A white trailer sits across the dirt road, with shingles that seem out of place, as if they belong on a more expensive home. The windows are broken out, and white curtains are torn. A neighbor bought the trailer, Fleurie said. “Someone was going to fix it up for their daughter, but when they found out how bad it was, they stopped working on it.”

Inside, Fleurie is proud of the flooring in one corner of the home. He planed the wood himself. He also built a handsome high-backed bench from a tree. Two old rifles, given to him by a friend, hang above the fireplace.

One of Fleurie’s next projects will be to make a birdhouse from wood that he acquired from an unlikely place. Ty Pennington, a famous TV carpenter who hosted “Extreme Makeover: Home Edition” on ABC, is building a house in the Hammock. Fleurie rode his bike near the construction site one day recently and noticed how much wood was being discarded.

“I asked if I could have the wood from his dumpster, and he said yeah,” Fleurie recalled. But Fleurie has misplaced the wood. Searching for it, he walks through his cluttered backyard, past other finely crafted wooden chairs. He ducks under the drooping, brown fronds of a banana tree, through a canvas-roofed tent on a metal frame, and through a maze of piles of wood and into a shed that is larger than the family room/dining room/kitchen area of the house. Lumber is stacked all around, waiting for Fleurie to build something, though he hasn’t decided just what to build with it yet.
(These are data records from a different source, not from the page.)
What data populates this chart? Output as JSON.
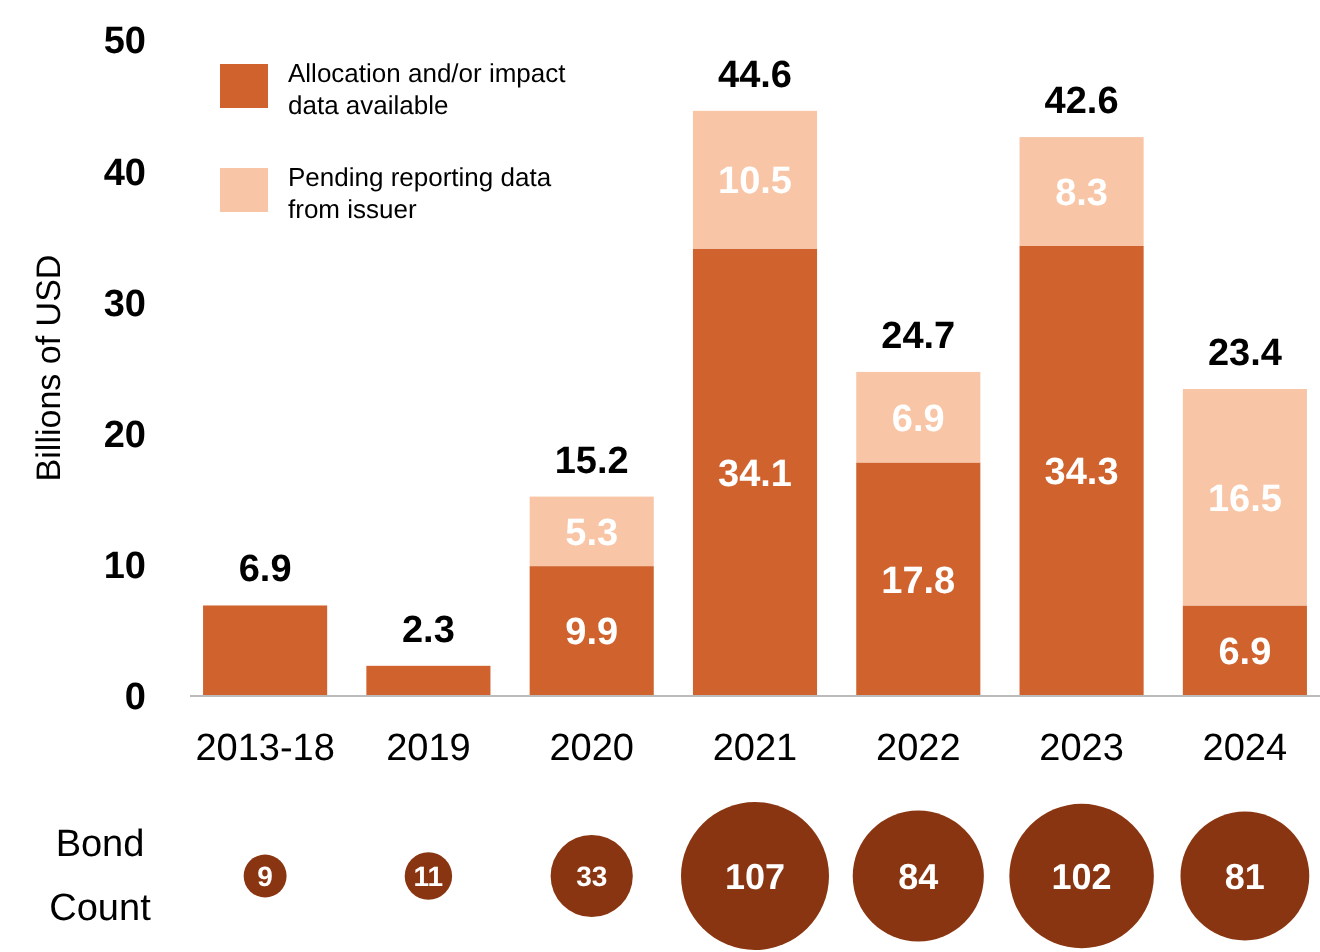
{
  "chart_data": [
    {
      "type": "bar",
      "stacked": true,
      "ylabel": "Billions of USD",
      "categories": [
        "2013-18",
        "2019",
        "2020",
        "2021",
        "2022",
        "2023",
        "2024"
      ],
      "ylim": [
        0,
        50
      ],
      "yticks": [
        0,
        10,
        20,
        30,
        40,
        50
      ],
      "legend": "top left",
      "grid": false,
      "series": [
        {
          "name": "Allocation and/or impact data available",
          "color": "#d0622e",
          "values": [
            6.9,
            2.3,
            9.9,
            34.1,
            17.8,
            34.3,
            6.9
          ],
          "value_labels": [
            null,
            null,
            "9.9",
            "34.1",
            "17.8",
            "34.3",
            "6.9"
          ]
        },
        {
          "name": "Pending reporting data from issuer",
          "color": "#f8c6a6",
          "values": [
            null,
            null,
            5.3,
            10.5,
            6.9,
            8.3,
            16.5
          ],
          "value_labels": [
            null,
            null,
            "5.3",
            "10.5",
            "6.9",
            "8.3",
            "16.5"
          ]
        }
      ],
      "totals": [
        "6.9",
        "2.3",
        "15.2",
        "44.6",
        "24.7",
        "42.6",
        "23.4"
      ]
    },
    {
      "type": "other",
      "ylabel": "Bond Count",
      "annotations": [
        "9",
        "11",
        "33",
        "107",
        "84",
        "102",
        "81"
      ]
    }
  ]
}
Then he remembers: He left Pennington’s wood scraps on the front porch. “Look at that finish,” he says, rubbing his hand along the honey-colored grain. “That’s what Pennington is using for the inside of his walls. They didn’t want this piece because of that little crack. Can you believe that? I wouldn’t worry about that.”

 

‘It’s everybody’s beach’

Fleurie is practical, a hard worker. He’s pleased with his workshop, his yard, his humble home. But things are changing all around him. In the lot next to him, a consignment shop with an apartment is being built. And, of course, there are plans for a new hotel at the beach. A wider building, full of wealthy visitors in increasing numbers.

In the screened-in porch, an Everlast punching bag leans against a wooden bench. Fleurie sits on a porch swing and looks at a frame containing several old pictures, some black and white, and some in faded hues of orange and blue. One photo is of Fleurie as a young man, holding a raccoon, and standing in front of the dune buggie outfitted with airplane tires.

“I don’t mind someone coming in to build a house,” he said, “but when you have someone coming and building something like this, it’s kind of disheartening.” He added: “I believe it’s everybody’s beach. But the people with money think it’s theirs.”